A Greek Drama

Economics Professor Dirk Krueger discusses the Greek fiscal crisis.

Tuesday, July 14, 2015

By Susan Ahlborn

The gross domestic product of Greece is only about 1 percent of the eurozone’s total GDP, but the Greek economy has been the center of the world’s attention for weeks. On June 27, with the previous rescue package due to expire, Greek Prime Minister Alexis Tsipras proposed a public referendum on the new bailout agreement; over 61% of the Greek people voted no. Days later, the Greek government presented an economic plan and on July 13 the eurozone leaders approved a third bailout, which still needs to be approved by the Greek parliament.

We talked with Professor of Economics Dirk Krueger to get some perspective on the situation.

 

SA: What is the attitude of the rest of the eurozone toward Greece right now?

DK: I think the countries such as Latvia, Lithuania, and Estonia, which have a GDP per capita that’s about 60 to 70 percent of that of Greece, are saying, what are you guys talking about? You want a rescue package from countries that are effectively poorer than you in order to have a living standard that’s larger than ours. 

And Spain has done very harsh, very painful reforms to get its house back to order. Italy and Portugal have taken action. They had a full justification for saying, look, if there has to be any rescue package, it has to come with very concrete, very implementable promises from Greece for significant reforms.

SA: Given that, why did the Greeks vote no in the referendum? 

DK: The Greeks have suffered. Income per capita in the last five years has fallen by 20 percent. I think they understood that, no matter what they do, for the next five to 10 years they’re going to look into the face of a hard economic future. And they say, well, at least let’s have our dignity, and let’s have our own fate in our hands, rather than somebody else dictating that.

SA: What effect did the referendum vote have on the situation?
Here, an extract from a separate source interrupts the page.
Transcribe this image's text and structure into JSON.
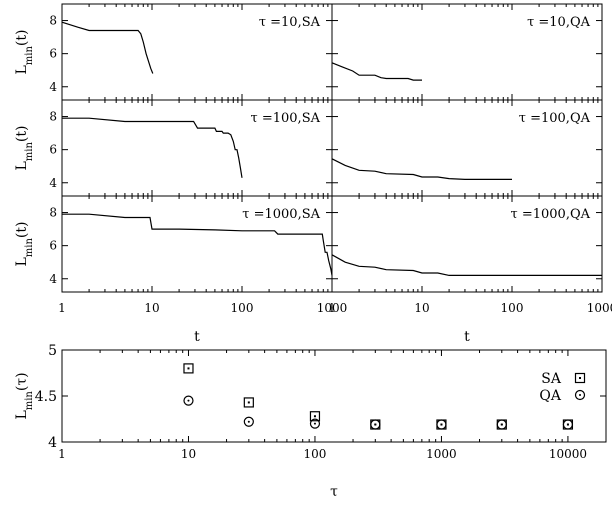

DK: Prior to the referendum, it would have, I think, been possible to augment the second rescue proposal without the 18 parliaments of the other eurozone countries approving it. Now any new proposal has to be approved by parliaments of a subset of the other 18 nations. So valuable time has been lost, and the conditions Greece received appear to be no more favorable than the ones discussed prior to the referendum. 

SA: What are the arguments for keeping Greece in the eurozone?
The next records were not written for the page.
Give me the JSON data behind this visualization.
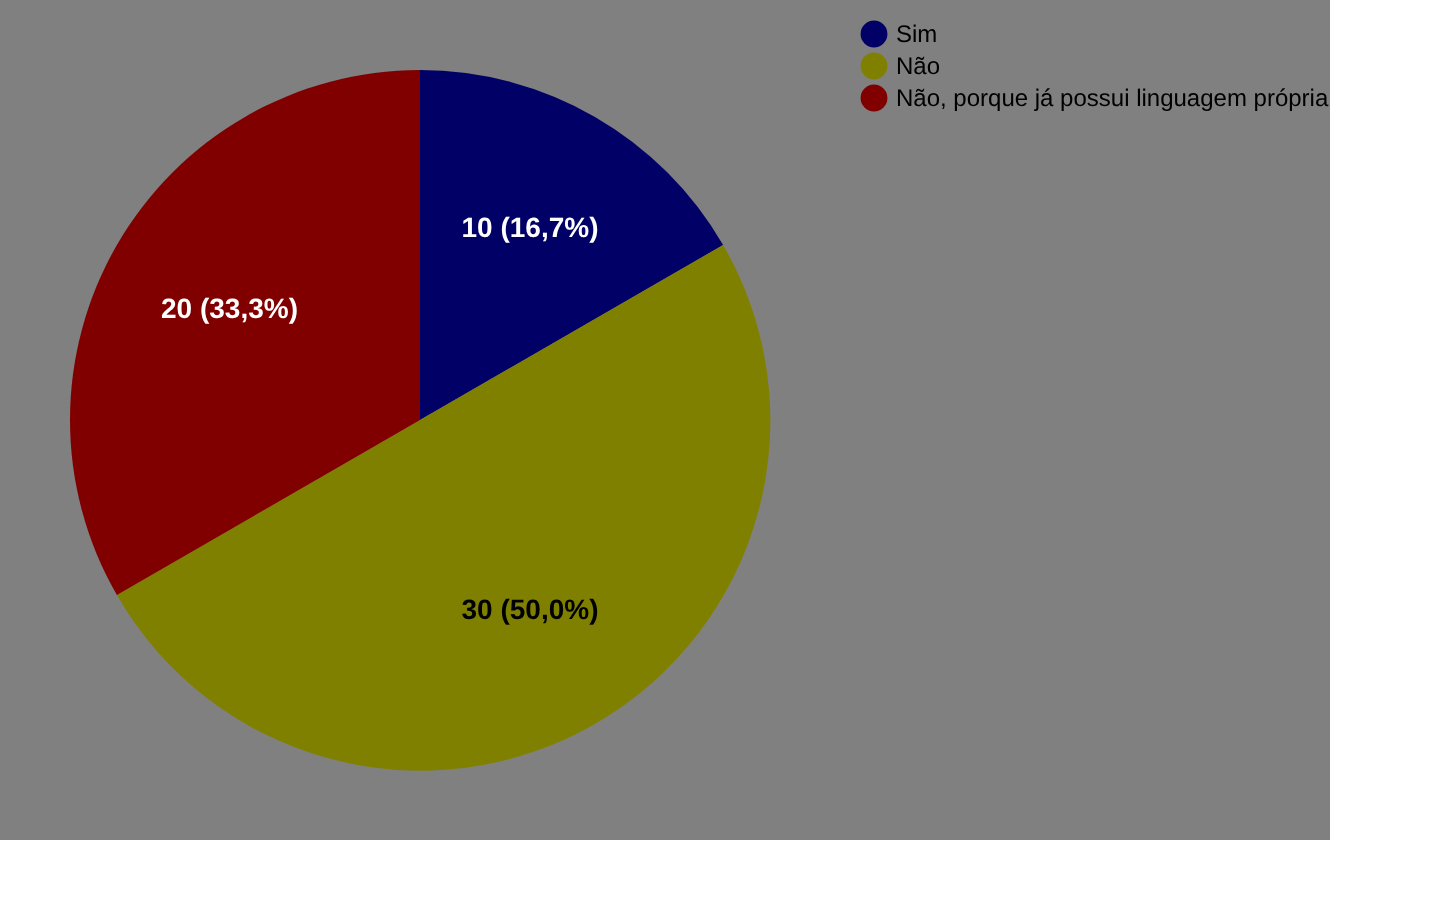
{
  "chart_data": {
    "type": "pie",
    "categories": [
      "Sim",
      "Não",
      "Não, porque já possui linguagem própria"
    ],
    "values": [
      10,
      30,
      20
    ],
    "colors": [
      "#000066",
      "#808000",
      "#800000"
    ],
    "value_labels": [
      "10 (16,7%)",
      "30 (50,0%)",
      "20 (33,3%)"
    ],
    "legend": "top right"
  }
}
DK: My own take is it’s purely political. The strongest economic argument was the contagion argument, that if Greece goes, the crisis will spill over into a larger financial crisis in Europe. I think that was a valid argument in 2010, but not any longer.

I think the political cost would be quite high. If Greece gets out of the euro, the euro project fails. It’s the first time a country leaves. There are no provisions in the European treaties for something like that because it was thought to be inconceivable. My cynical view is that I think this was done on purpose in order to not make it happen, to make sure that this could never happen. I think Ms. Merkel will do whatever it takes to try to keep Greece in the eurozone. She does not want to be the chancellor under which the European project breaks down.  

SA: If you were king of the eurozone, what would you do?

DK: The first step was for the Greeks to create a proposal with hard numbers which the rest of Europe could take as a credible proposal. Now that they have done that, I think there has to be a massive write down of Greek government debt eventually, perhaps to the level of 100 percent of GDP, which would almost be cutting the debt in half. Perhaps it could be coupled with making the remaining debt long-term rather than low-maturity, meaning that it’s not due every six months because otherwise you have a crisis every six months. I think incentives have to be such that, for every step of Greek reform, there’s a new tranche [portion] of help being paid and a new level of debt being forgiven.

SA: What dangers remain?

DK: Does this proposal give enough justification to the European Central Bank to continue supporting the Greek banks? The moment the ECB does not extend further credit to the Greek banks, that basically would force actions on Greece’s part that would amount to a slow “Grexit,” Greek exit, from the euro. Greece would not be able to import the goods, including vital medicine, it needs to survive.

Greece also needs to approve the offer. Whatever you say about the current government, it is the case that they inherited a massive mess for which they were clearly not responsible. But I think they are guilty of promising more than they could possibly hope to deliver.